Nineteen-year-old Ellara Merme’s whole life she’s known one purpose: to mate with men, to procreate, and to bear offspring to fight in Neptune’s underwater army. No problem… There’s just one hiccup. Her siren song doesn’t work.
No one can know.
She’s a broken mermaid with a faulty lure and she has only one week left to make the damaged song work. But all that can change with the ocean’s next deadly storm. Dragged from a shipwreck, mythology says a rescued sailor will be so grateful he’ll fall into anyone’s arms. Even a broken mermaid’s. Still, there’s a reason why merfolk and humans don’t get along. And a lot can go wrong when a girl from the ocean washes up on the shore.
Think mating is easy? Think again.
Cruel and Splendid Mermaids is a first-person dark and playful underwater fantasy. Book one in the Broken Mermaids series.

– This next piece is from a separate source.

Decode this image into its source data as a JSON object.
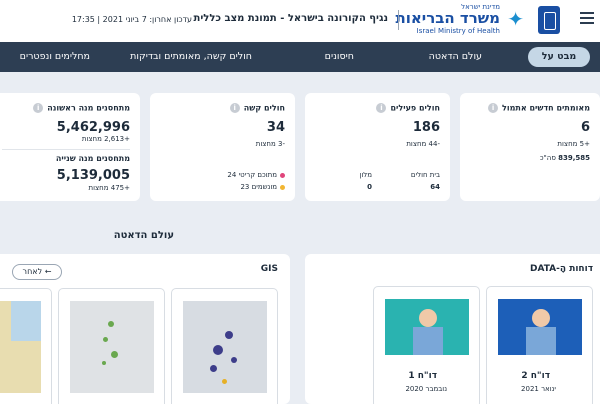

“About freakin’ time.” Blonde had been waiting for me by the Drop Off platform. Our favorite secret hangout. I was surprised to see her chilling outside, instead of tucked away, hidden under the scaffold shelves. Blonde and I spent a lot of our youth in the underbelly of that stage, making it into our own secret clubhouse since we’d both been Squirts.
We didn’t have to hide too hard.
Most Merme didn’t swim out this far. It was dangerous in deeper sections of the ocean. And the Drop Off was as deep as they come. The stage flirted right on the line. That slight air of danger made the meeting place feel a little exciting.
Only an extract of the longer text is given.